Arrestato dai carabinieri il quarto componente del gruppo che, lo scorso 19 aprile, ha aggredito e ucciso il 61enne Maurizio Cerrato per aver difeso la figlia in una lite nata per un parcheggio in strada a Torre Annunziata. I militari della sezione operativa della compagnia di Torre Annunziata hanno eseguito un’ordinanza di custodia cautelare in carcere, emessa dal gip del Tribunale di Torre Annunziata su richiesta della Procura oplontina, nei confronti di Francesco Cirillo, 70 anni, gravemente indiziato del reato di omicidio volontario.
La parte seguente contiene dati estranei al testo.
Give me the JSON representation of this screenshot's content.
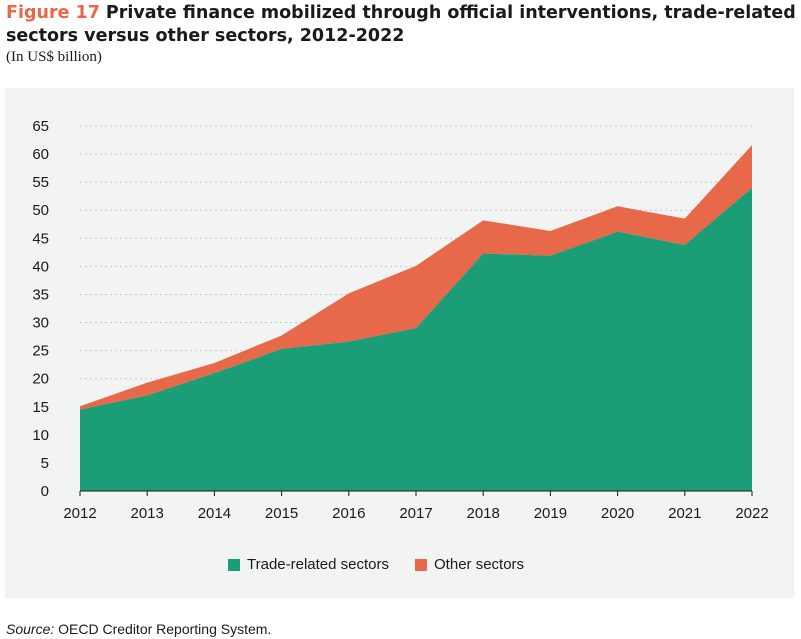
{
  "header": {
    "figure_label": "Figure 17",
    "title_line1": "Private finance mobilized through official interventions, trade-related",
    "title_line2": "sectors versus other sectors, 2012-2022",
    "subtitle": "(In US$ billion)"
  },
  "source": {
    "label": "Source:",
    "text": "OECD Creditor Reporting System."
  },
  "colors": {
    "trade": "#1b9e77",
    "other": "#e8684a",
    "panel": "#f2f4f3",
    "grid": "#c9c9c9"
  },
  "chart_data": {
    "type": "area",
    "stacked": true,
    "x": [
      "2012",
      "2013",
      "2014",
      "2015",
      "2016",
      "2017",
      "2018",
      "2019",
      "2020",
      "2021",
      "2022"
    ],
    "series": [
      {
        "name": "Trade-related sectors",
        "values": [
          14.5,
          17.0,
          21.0,
          25.3,
          26.6,
          29.0,
          42.3,
          41.9,
          46.2,
          43.8,
          54.0
        ]
      },
      {
        "name": "Other sectors",
        "values": [
          0.6,
          2.3,
          1.8,
          2.4,
          8.6,
          11.1,
          5.9,
          4.4,
          4.5,
          4.7,
          7.6
        ]
      }
    ],
    "yticks": [
      "0",
      "5",
      "10",
      "15",
      "20",
      "25",
      "30",
      "35",
      "40",
      "45",
      "50",
      "55",
      "60",
      "65"
    ],
    "ylim": [
      0,
      65
    ],
    "grid": true,
    "legend_position": "bottom-center"
  }
}
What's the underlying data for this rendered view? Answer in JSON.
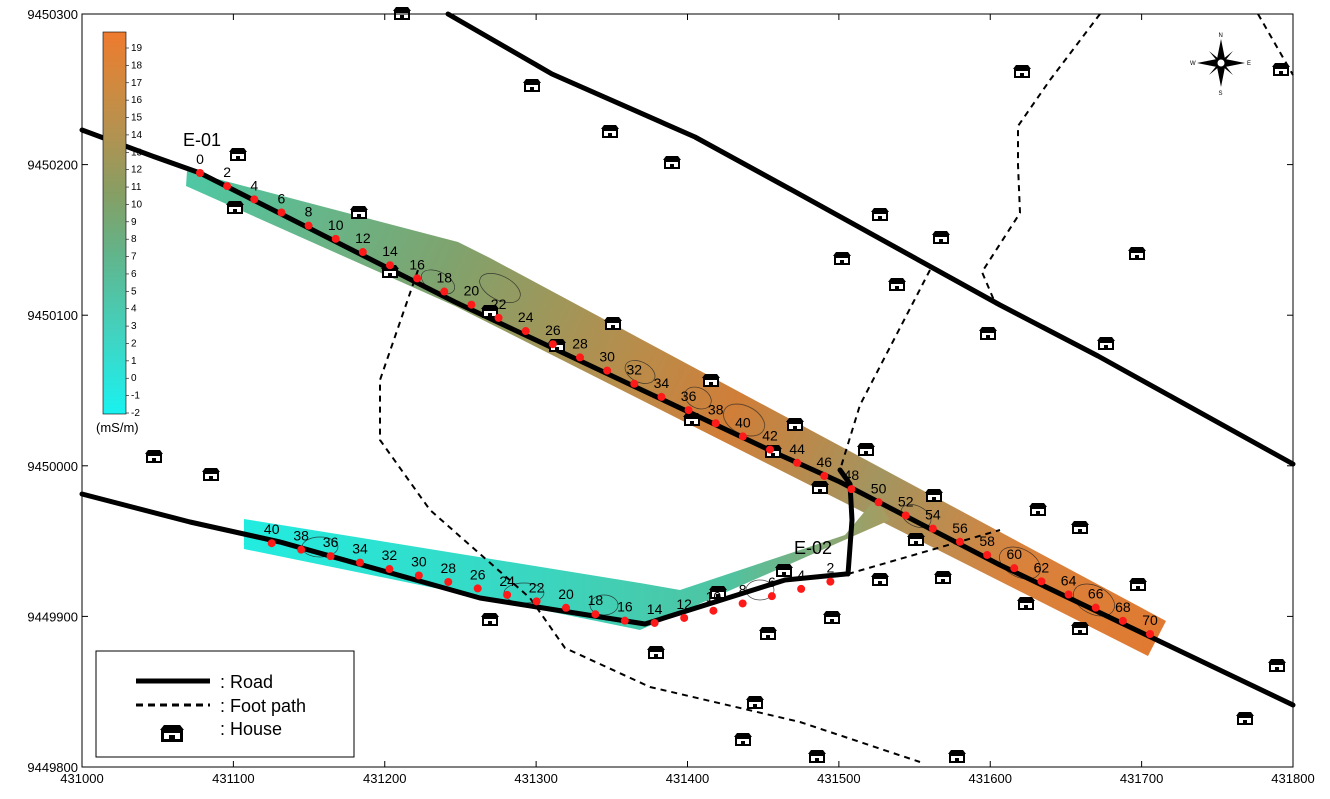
{
  "map": {
    "x_ticks": [
      "431000",
      "431100",
      "431200",
      "431300",
      "431400",
      "431500",
      "431600",
      "431700",
      "431800"
    ],
    "y_ticks": [
      "9450300",
      "9450200",
      "9450100",
      "9450000",
      "9449900",
      "9449800"
    ],
    "colorbar": {
      "ticks": [
        "19",
        "18",
        "17",
        "16",
        "15",
        "14",
        "13",
        "12",
        "11",
        "10",
        "9",
        "8",
        "7",
        "6",
        "5",
        "4",
        "3",
        "2",
        "1",
        "0",
        "-1",
        "-2"
      ],
      "unit": "(mS/m)",
      "colors": [
        "#ee7a2e",
        "#e8832f",
        "#d08d40",
        "#b79250",
        "#9a9555",
        "#7f9c66",
        "#5fb58a",
        "#44c8ad",
        "#2ae3d8",
        "#19f2f0"
      ]
    },
    "profiles": [
      {
        "name": "E-01",
        "stations": [
          "0",
          "2",
          "4",
          "6",
          "8",
          "10",
          "12",
          "14",
          "16",
          "18",
          "20",
          "22",
          "24",
          "26",
          "28",
          "30",
          "32",
          "34",
          "36",
          "38",
          "40",
          "42",
          "44",
          "46",
          "48",
          "50",
          "52",
          "54",
          "56",
          "58",
          "60",
          "62",
          "64",
          "66",
          "68",
          "70"
        ]
      },
      {
        "name": "E-02",
        "stations": [
          "2",
          "4",
          "6",
          "8",
          "10",
          "12",
          "14",
          "16",
          "18",
          "20",
          "22",
          "24",
          "26",
          "28",
          "30",
          "32",
          "34",
          "36",
          "38",
          "40"
        ]
      }
    ],
    "legend": {
      "road": ": Road",
      "foot_path": ": Foot path",
      "house": ": House"
    },
    "north_arrow": {
      "n": "N",
      "s": "S",
      "e": "E",
      "w": "W",
      "icon": "compass-rose-icon"
    },
    "colors": {
      "road": "#000000",
      "electrode": "#ff1a1a",
      "frame": "#000000"
    }
  }
}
Si tratta del padre di Antonio Cirillo, autore materiale della coltellata che ha causato la morte di Cerrato e reo confesso

Le indagini sono risultate particolarmente difficili, spiega la Procura, «per il clima di diffusa omertà che ha caratterizzato il contesto investigativo». Inoltre i filmati registrati dagli impianti di videosorveglianza presenti nel parcheggio teatro dell’omicidio erano volutamente cancellati, ma recuperati attraverso una consulenza tecnica informatica che ha restituito le immagini relative ai momenti immediatamente precedenti e successivi all’omicidio. Attraverso le immagini, l’ascolto di alcuni testimoni e l’effettuazione di intercettazioni, sono ricostruiti compiutamente i singoli momenti dell’aggressione e dell’omicidio, permettendo l’identificazione del quarto componente del gruppo omicida e di accertarne il ruolo ricoperto.